Appeal from a judgment of the Ontario County Court (Frederic T. Henry, Jr., J.), rendered February 28, 2001. The judgment convicted defendant, upon a jury verdict, of burglary in the second degree, grand larceny in the fourth degree and petit larceny.
It is hereby ordered that the judgment so appealed from be and the same hereby is unanimously affirmed.

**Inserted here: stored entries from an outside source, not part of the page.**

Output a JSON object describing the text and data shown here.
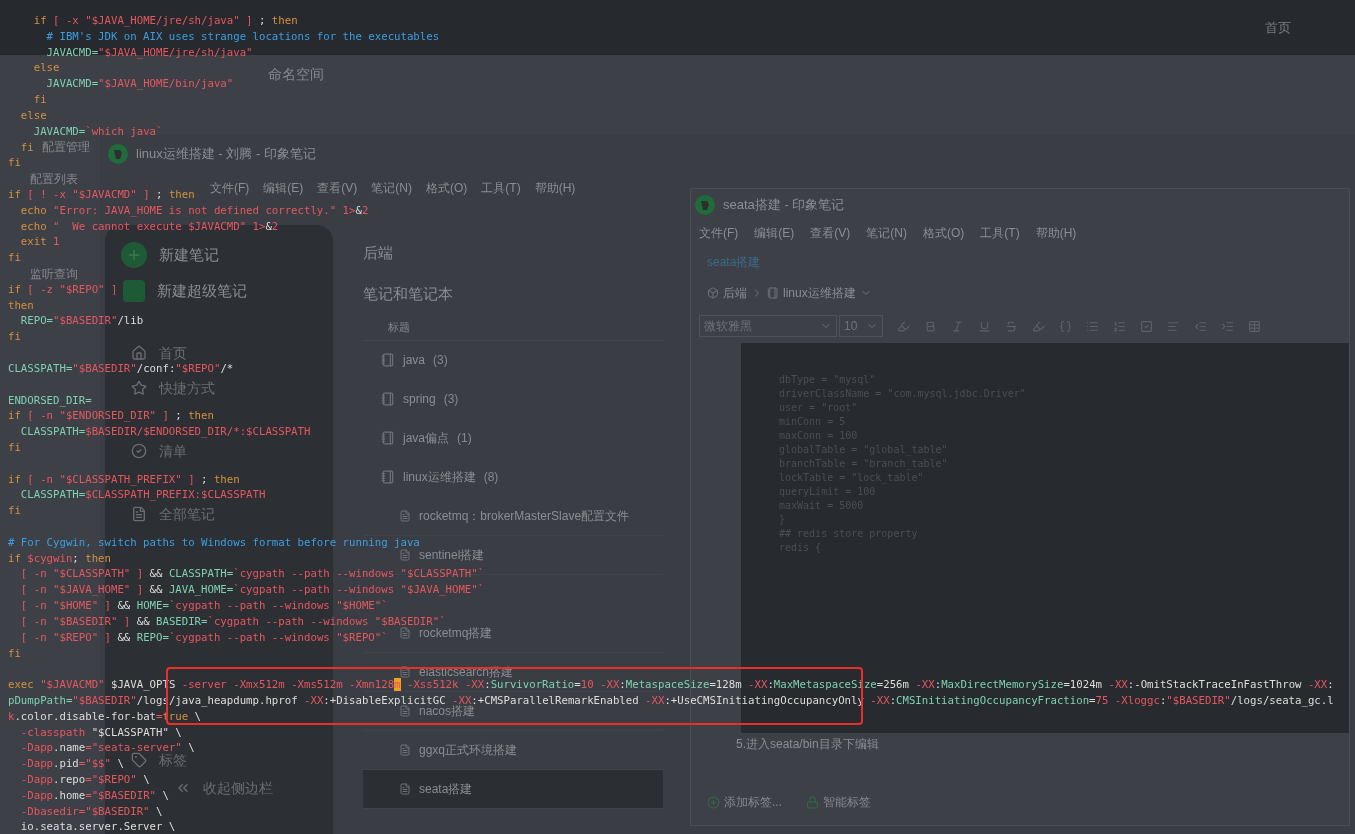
{
  "nacos": {
    "top_link": "首页",
    "namespace": "命名空间",
    "sidebar": [
      "配置管理",
      "配置列表",
      "监听查询"
    ]
  },
  "notes_window": {
    "title": "linux运维搭建 - 刘腾 - 印象笔记",
    "menu": [
      "文件(F)",
      "编辑(E)",
      "查看(V)",
      "笔记(N)",
      "格式(O)",
      "工具(T)",
      "帮助(H)"
    ],
    "actions": [
      {
        "kind": "note",
        "label": "新建笔记"
      },
      {
        "kind": "super",
        "label": "新建超级笔记"
      }
    ],
    "nav": [
      {
        "kind": "home",
        "label": "首页"
      },
      {
        "kind": "star",
        "label": "快捷方式"
      },
      {
        "kind": "check",
        "label": "清单"
      },
      {
        "kind": "notes",
        "label": "全部笔记"
      },
      {
        "kind": "tag",
        "label": "标签"
      },
      {
        "kind": "collapse",
        "label": "收起侧边栏"
      }
    ],
    "space": "后端",
    "section": "笔记和笔记本",
    "column": "标题",
    "notebooks": [
      {
        "name": "java",
        "count": "(3)"
      },
      {
        "name": "spring",
        "count": "(3)"
      },
      {
        "name": "java偏点",
        "count": "(1)"
      },
      {
        "name": "linux运维搭建",
        "count": "(8)",
        "children": [
          {
            "title": "rocketmq：brokerMasterSlave配置文件",
            "selected": false
          },
          {
            "title": "sentinel搭建",
            "selected": false
          },
          {
            "title": "rocketmq搭建",
            "selected": false
          },
          {
            "title": "elasticsearch搭建",
            "selected": false
          },
          {
            "title": "nacos搭建",
            "selected": false
          },
          {
            "title": "ggxq正式环境搭建",
            "selected": false
          },
          {
            "title": "seata搭建",
            "selected": true
          }
        ]
      }
    ]
  },
  "note_window": {
    "title": "seata搭建 - 印象笔记",
    "menu": [
      "文件(F)",
      "编辑(E)",
      "查看(V)",
      "笔记(N)",
      "格式(O)",
      "工具(T)",
      "帮助(H)"
    ],
    "note_link": "seata搭建",
    "breadcrumb": [
      "后端",
      "linux运维搭建"
    ],
    "font": "微软雅黑",
    "size": "10",
    "code": [
      "dbType = \"mysql\"",
      "driverClassName = \"com.mysql.jdbc.Driver\"",
      "user = \"root\"",
      "minConn = 5",
      "maxConn = 100",
      "globalTable = \"global_table\"",
      "branchTable = \"branch_table\"",
      "lockTable = \"lock_table\"",
      "queryLimit = 100",
      "maxWait = 5000",
      "}",
      "## redis store property",
      "redis {"
    ],
    "step": "5.进入seata/bin目录下编辑",
    "tag_buttons": [
      {
        "kind": "add",
        "label": "添加标签..."
      },
      {
        "kind": "smart",
        "label": "智能标签"
      }
    ]
  },
  "terminal": {
    "lines": [
      {
        "tokens": [
          {
            "kind": "k",
            "text": "    if"
          },
          {
            "kind": "s",
            "text": " [ -x \"$JAVA_HOME/jre/sh/java\" ]"
          },
          {
            "kind": "p",
            "text": " ; "
          },
          {
            "kind": "k",
            "text": "then"
          }
        ]
      },
      {
        "tokens": [
          {
            "kind": "c",
            "text": "      # IBM's JDK on AIX uses strange locations for the executables"
          }
        ]
      },
      {
        "tokens": [
          {
            "kind": "v",
            "text": "      JAVACMD="
          },
          {
            "kind": "s",
            "text": "\"$JAVA_HOME/jre/sh/java\""
          }
        ]
      },
      {
        "tokens": [
          {
            "kind": "k",
            "text": "    else"
          }
        ]
      },
      {
        "tokens": [
          {
            "kind": "v",
            "text": "      JAVACMD="
          },
          {
            "kind": "s",
            "text": "\"$JAVA_HOME/bin/java\""
          }
        ]
      },
      {
        "tokens": [
          {
            "kind": "k",
            "text": "    fi"
          }
        ]
      },
      {
        "tokens": [
          {
            "kind": "k",
            "text": "  else"
          }
        ]
      },
      {
        "tokens": [
          {
            "kind": "v",
            "text": "    JAVACMD="
          },
          {
            "kind": "s",
            "text": "`which java`"
          }
        ]
      },
      {
        "tokens": [
          {
            "kind": "k",
            "text": "  fi"
          }
        ]
      },
      {
        "tokens": [
          {
            "kind": "k",
            "text": "fi"
          }
        ]
      },
      {
        "kind": "blank"
      },
      {
        "tokens": [
          {
            "kind": "k",
            "text": "if"
          },
          {
            "kind": "s",
            "text": " [ ! -x \"$JAVACMD\" ]"
          },
          {
            "kind": "p",
            "text": " ; "
          },
          {
            "kind": "k",
            "text": "then"
          }
        ]
      },
      {
        "tokens": [
          {
            "kind": "k",
            "text": "  echo"
          },
          {
            "kind": "s",
            "text": " \"Error: JAVA_HOME is not defined correctly.\""
          },
          {
            "kind": "s",
            "text": " 1>"
          },
          {
            "kind": "p",
            "text": "&"
          },
          {
            "kind": "s",
            "text": "2"
          }
        ]
      },
      {
        "tokens": [
          {
            "kind": "k",
            "text": "  echo"
          },
          {
            "kind": "s",
            "text": " \"  We cannot execute $JAVACMD\""
          },
          {
            "kind": "s",
            "text": " 1>"
          },
          {
            "kind": "p",
            "text": "&"
          },
          {
            "kind": "s",
            "text": "2"
          }
        ]
      },
      {
        "tokens": [
          {
            "kind": "k",
            "text": "  exit"
          },
          {
            "kind": "s",
            "text": " 1"
          }
        ]
      },
      {
        "tokens": [
          {
            "kind": "k",
            "text": "fi"
          }
        ]
      },
      {
        "kind": "blank"
      },
      {
        "tokens": [
          {
            "kind": "k",
            "text": "if"
          },
          {
            "kind": "s",
            "text": " [ -z \"$REPO\" ]"
          }
        ]
      },
      {
        "tokens": [
          {
            "kind": "k",
            "text": "then"
          }
        ]
      },
      {
        "tokens": [
          {
            "kind": "v",
            "text": "  REPO="
          },
          {
            "kind": "s",
            "text": "\"$BASEDIR\""
          },
          {
            "kind": "p",
            "text": "/lib"
          }
        ]
      },
      {
        "tokens": [
          {
            "kind": "k",
            "text": "fi"
          }
        ]
      },
      {
        "kind": "blank"
      },
      {
        "tokens": [
          {
            "kind": "v",
            "text": "CLASSPATH="
          },
          {
            "kind": "s",
            "text": "\"$BASEDIR\""
          },
          {
            "kind": "p",
            "text": "/conf:"
          },
          {
            "kind": "s",
            "text": "\"$REPO\""
          },
          {
            "kind": "p",
            "text": "/*"
          }
        ]
      },
      {
        "kind": "blank"
      },
      {
        "tokens": [
          {
            "kind": "v",
            "text": "ENDORSED_DIR="
          }
        ]
      },
      {
        "tokens": [
          {
            "kind": "k",
            "text": "if"
          },
          {
            "kind": "s",
            "text": " [ -n \"$ENDORSED_DIR\" ]"
          },
          {
            "kind": "p",
            "text": " ; "
          },
          {
            "kind": "k",
            "text": "then"
          }
        ]
      },
      {
        "tokens": [
          {
            "kind": "v",
            "text": "  CLASSPATH="
          },
          {
            "kind": "s",
            "text": "$BASEDIR/$ENDORSED_DIR/*:$CLASSPATH"
          }
        ]
      },
      {
        "tokens": [
          {
            "kind": "k",
            "text": "fi"
          }
        ]
      },
      {
        "kind": "blank"
      },
      {
        "tokens": [
          {
            "kind": "k",
            "text": "if"
          },
          {
            "kind": "s",
            "text": " [ -n \"$CLASSPATH_PREFIX\" ]"
          },
          {
            "kind": "p",
            "text": " ; "
          },
          {
            "kind": "k",
            "text": "then"
          }
        ]
      },
      {
        "tokens": [
          {
            "kind": "v",
            "text": "  CLASSPATH="
          },
          {
            "kind": "s",
            "text": "$CLASSPATH_PREFIX:$CLASSPATH"
          }
        ]
      },
      {
        "tokens": [
          {
            "kind": "k",
            "text": "fi"
          }
        ]
      },
      {
        "kind": "blank"
      },
      {
        "tokens": [
          {
            "kind": "c",
            "text": "# For Cygwin, switch paths to Windows format before running java"
          }
        ]
      },
      {
        "tokens": [
          {
            "kind": "k",
            "text": "if"
          },
          {
            "kind": "s",
            "text": " $cygwin"
          },
          {
            "kind": "p",
            "text": "; "
          },
          {
            "kind": "k",
            "text": "then"
          }
        ]
      },
      {
        "tokens": [
          {
            "kind": "s",
            "text": "  [ -n \"$CLASSPATH\" ]"
          },
          {
            "kind": "p",
            "text": " && "
          },
          {
            "kind": "v",
            "text": "CLASSPATH="
          },
          {
            "kind": "s",
            "text": "`cygpath --path --windows \"$CLASSPATH\"`"
          }
        ]
      },
      {
        "tokens": [
          {
            "kind": "s",
            "text": "  [ -n \"$JAVA_HOME\" ]"
          },
          {
            "kind": "p",
            "text": " && "
          },
          {
            "kind": "v",
            "text": "JAVA_HOME="
          },
          {
            "kind": "s",
            "text": "`cygpath --path --windows \"$JAVA_HOME\"`"
          }
        ]
      },
      {
        "tokens": [
          {
            "kind": "s",
            "text": "  [ -n \"$HOME\" ]"
          },
          {
            "kind": "p",
            "text": " && "
          },
          {
            "kind": "v",
            "text": "HOME="
          },
          {
            "kind": "s",
            "text": "`cygpath --path --windows \"$HOME\"`"
          }
        ]
      },
      {
        "tokens": [
          {
            "kind": "s",
            "text": "  [ -n \"$BASEDIR\" ]"
          },
          {
            "kind": "p",
            "text": " && "
          },
          {
            "kind": "v",
            "text": "BASEDIR="
          },
          {
            "kind": "s",
            "text": "`cygpath --path --windows \"$BASEDIR\"`"
          }
        ]
      },
      {
        "tokens": [
          {
            "kind": "s",
            "text": "  [ -n \"$REPO\" ]"
          },
          {
            "kind": "p",
            "text": " && "
          },
          {
            "kind": "v",
            "text": "REPO="
          },
          {
            "kind": "s",
            "text": "`cygpath --path --windows \"$REPO\"`"
          }
        ]
      },
      {
        "tokens": [
          {
            "kind": "k",
            "text": "fi"
          }
        ]
      },
      {
        "kind": "blank"
      },
      {
        "tokens": [
          {
            "kind": "k",
            "text": "exec"
          },
          {
            "kind": "s",
            "text": " \"$JAVACMD\""
          },
          {
            "kind": "p",
            "text": " $JAVA_OPTS "
          },
          {
            "kind": "s",
            "text": "-server -Xmx512m -Xms512m -Xmn128"
          },
          {
            "kind": "cur",
            "text": "m"
          },
          {
            "kind": "s",
            "text": " -Xss512k -XX"
          },
          {
            "kind": "p",
            "text": ":"
          },
          {
            "kind": "v",
            "text": "SurvivorRatio"
          },
          {
            "kind": "p",
            "text": "="
          },
          {
            "kind": "s",
            "text": "10"
          },
          {
            "kind": "s",
            "text": " -XX"
          },
          {
            "kind": "p",
            "text": ":"
          },
          {
            "kind": "v",
            "text": "MetaspaceSize"
          },
          {
            "kind": "p",
            "text": "=128m"
          },
          {
            "kind": "s",
            "text": " -XX"
          },
          {
            "kind": "p",
            "text": ":"
          },
          {
            "kind": "v",
            "text": "MaxMetaspaceSize"
          },
          {
            "kind": "p",
            "text": "=256m"
          },
          {
            "kind": "s",
            "text": " -XX"
          },
          {
            "kind": "p",
            "text": ":"
          },
          {
            "kind": "v",
            "text": "MaxDirectMemorySize"
          },
          {
            "kind": "p",
            "text": "=1024m"
          },
          {
            "kind": "s",
            "text": " -XX"
          },
          {
            "kind": "p",
            "text": ":-OmitStackTraceInFastThrow"
          },
          {
            "kind": "s",
            "text": " -XX"
          },
          {
            "kind": "p",
            "text": ":"
          }
        ]
      },
      {
        "tokens": [
          {
            "kind": "v",
            "text": "pDumpPath="
          },
          {
            "kind": "s",
            "text": "\"$BASEDIR\""
          },
          {
            "kind": "p",
            "text": "/logs/java_heapdump.hprof"
          },
          {
            "kind": "s",
            "text": " -XX"
          },
          {
            "kind": "p",
            "text": ":+DisableExplicitGC"
          },
          {
            "kind": "s",
            "text": " -XX"
          },
          {
            "kind": "p",
            "text": ":+CMSParallelRemarkEnabled"
          },
          {
            "kind": "s",
            "text": " -XX"
          },
          {
            "kind": "p",
            "text": ":+UseCMSInitiatingOccupancyOnly"
          },
          {
            "kind": "s",
            "text": " -XX"
          },
          {
            "kind": "p",
            "text": ":"
          },
          {
            "kind": "v",
            "text": "CMSInitiatingOccupancyFraction"
          },
          {
            "kind": "p",
            "text": "="
          },
          {
            "kind": "s",
            "text": "75"
          },
          {
            "kind": "s",
            "text": " -Xloggc"
          },
          {
            "kind": "p",
            "text": ":"
          },
          {
            "kind": "s",
            "text": "\"$BASEDIR\""
          },
          {
            "kind": "p",
            "text": "/logs/seata_gc.l"
          }
        ]
      },
      {
        "tokens": [
          {
            "kind": "s",
            "text": "k"
          },
          {
            "kind": "p",
            "text": ".color.disable-for-bat"
          },
          {
            "kind": "s",
            "text": "="
          },
          {
            "kind": "k",
            "text": "true"
          },
          {
            "kind": "p",
            "text": " \\"
          }
        ]
      },
      {
        "tokens": [
          {
            "kind": "s",
            "text": "  -classpath"
          },
          {
            "kind": "p",
            "text": " \"$CLASSPATH\" \\"
          }
        ]
      },
      {
        "tokens": [
          {
            "kind": "s",
            "text": "  -Dapp"
          },
          {
            "kind": "p",
            "text": ".name"
          },
          {
            "kind": "s",
            "text": "=\"seata-server\""
          },
          {
            "kind": "p",
            "text": " \\"
          }
        ]
      },
      {
        "tokens": [
          {
            "kind": "s",
            "text": "  -Dapp"
          },
          {
            "kind": "p",
            "text": ".pid"
          },
          {
            "kind": "s",
            "text": "=\"$$\""
          },
          {
            "kind": "p",
            "text": " \\"
          }
        ]
      },
      {
        "tokens": [
          {
            "kind": "s",
            "text": "  -Dapp"
          },
          {
            "kind": "p",
            "text": ".repo"
          },
          {
            "kind": "s",
            "text": "=\"$REPO\""
          },
          {
            "kind": "p",
            "text": " \\"
          }
        ]
      },
      {
        "tokens": [
          {
            "kind": "s",
            "text": "  -Dapp"
          },
          {
            "kind": "p",
            "text": ".home"
          },
          {
            "kind": "s",
            "text": "=\"$BASEDIR\""
          },
          {
            "kind": "p",
            "text": " \\"
          }
        ]
      },
      {
        "tokens": [
          {
            "kind": "s",
            "text": "  -Dbasedir=\"$BASEDIR\""
          },
          {
            "kind": "p",
            "text": " \\"
          }
        ]
      },
      {
        "tokens": [
          {
            "kind": "p",
            "text": "  io.seata.server.Server \\"
          }
        ]
      }
    ]
  }
}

Memorandum: On appeal from a judgment convicting him fol*892lowing a jury trial of burglary in the second degree (Penal Law § 140.25 [2]), grand larceny in the fourth degree (§ 155.30 [4]) and petit larceny (§ 155.25), defendant contends that the showup identification procedure was improper because there were no exigent circumstances. We reject that contention. The showup identification procedure was reasonable under the circumstances because it was conducted in geographic and temporal proximity to the crime and was not unduly suggestive (see People v Brisco, 99 NY2d 596, 597 [2003]; People v Ortiz, 90 NY2d 533, 537 [1997]). Also contrary to defendant’s contention, County Court’s Sandoval ruling does not constitute an abuse of discretion. Although many of the prior convictions concerning which the court permitted inquiry were remote in time, that “factor ‘becomes less determinative or guiding’ in this case given defendant’s [lengthy] history of nearly continuous criminal conduct” (People v Walts, 267 AD2d 617, 619 [1999], lv denied 95 NY2d 859 [2000]). Viewing the evidence in the light most favorable to the People, as we must (see People v Contes, 60 NY2d 620, 621 [1983]), we conclude that the evidence is legally sufficient to support the conviction (see generally People v Bleakley, 69 NY2d 490, 495 [1987]). Finally, the sentence is not unduly harsh or severe. Present — Hurlbutt, J.P, Gorski, Martoche, Smith and Lawton, JJ.